After three years with RAICES, the global pandemic and shifts in the political climate caused drastic shifts in our case load and priorities, leaving me feeling stagnated in my new skills. I decided to look in to higher education to formally develop more advanced data analysis and research skills. I was accepted to the Andrew Young School of Policy Studies at Georgia State University and awarded a graduate research assistantship to cover tuition and the Michael Mescon Public Service Leadership Scholarship. Through outstanding coursework, my GIS instructor invited me to also work as her teaching assistant.

As a Graduate Research Assistant and Teaching Assistant at Georgia State University, I actively engaged in conducting extensive research and efficiently organizing data for large-scale projects, while maintaining a 4.0 GPA. I utilized coding skills to automate repetitive tasks, including web scraping, enabling a more streamlined data collection. With a commitment to academic excellence, I also exceled at and enjoyed supporting students’ learning and understanding of complex concepts, especially surrounding spatial data technologies.
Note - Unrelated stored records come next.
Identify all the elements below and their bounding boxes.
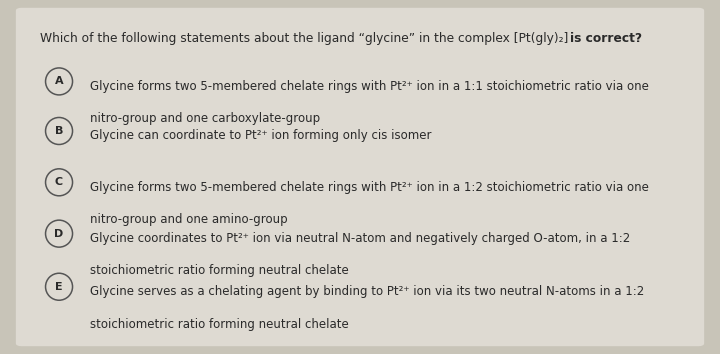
Text: Glycine can coordinate to Pt²⁺ ion forming only cis isomer: Glycine can coordinate to Pt²⁺ ion formi… — [90, 129, 431, 142]
Text: nitro-group and one amino-group: nitro-group and one amino-group — [90, 213, 287, 226]
Text: stoichiometric ratio forming neutral chelate: stoichiometric ratio forming neutral che… — [90, 264, 348, 278]
Text: Glycine serves as a chelating agent by binding to Pt²⁺ ion via its two neutral N: Glycine serves as a chelating agent by b… — [90, 285, 644, 298]
Text: stoichiometric ratio forming neutral chelate: stoichiometric ratio forming neutral che… — [90, 318, 348, 331]
Text: B: B — [55, 126, 63, 136]
Text: D: D — [55, 229, 63, 239]
Text: is correct?: is correct? — [570, 32, 642, 45]
Text: Which of the following statements about the ligand “glycine” in the complex [Pt(: Which of the following statements about … — [40, 32, 572, 45]
Text: C: C — [55, 177, 63, 187]
Text: A: A — [55, 76, 63, 86]
Text: E: E — [55, 282, 63, 292]
Text: Glycine forms two 5-membered chelate rings with Pt²⁺ ion in a 1:1 stoichiometric: Glycine forms two 5-membered chelate rin… — [90, 80, 649, 93]
Text: Glycine forms two 5-membered chelate rings with Pt²⁺ ion in a 1:2 stoichiometric: Glycine forms two 5-membered chelate rin… — [90, 181, 649, 194]
Text: nitro-group and one carboxylate-group: nitro-group and one carboxylate-group — [90, 112, 320, 125]
Text: Glycine coordinates to Pt²⁺ ion via neutral N-atom and negatively charged O-atom: Glycine coordinates to Pt²⁺ ion via neut… — [90, 232, 630, 245]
Throughout these experiences, I have gained intimate and thorough knowledge of a variety of issues. I have personal or professional experience, or both, with asylum law and general immigration issues, housing and food insecurity, police and prison abolition, and peer-led mental health support.

As a skilled data analyst, I have experience in both academic, non-profit, and grassroots settings, utilizing various methodologies and software tools to organize and present data effectively. My commitment to social justice and dedication to using data for advocacy make my a valuable asset to any organization seeking to drive positive change. I hope to continue this work using data to advocate for marginalized communities struggling against systemic oppression. My commitment to equity in the world and passion for using data to address complex issues makes me a valuable asset in any mission aligned with creating a more equitable world.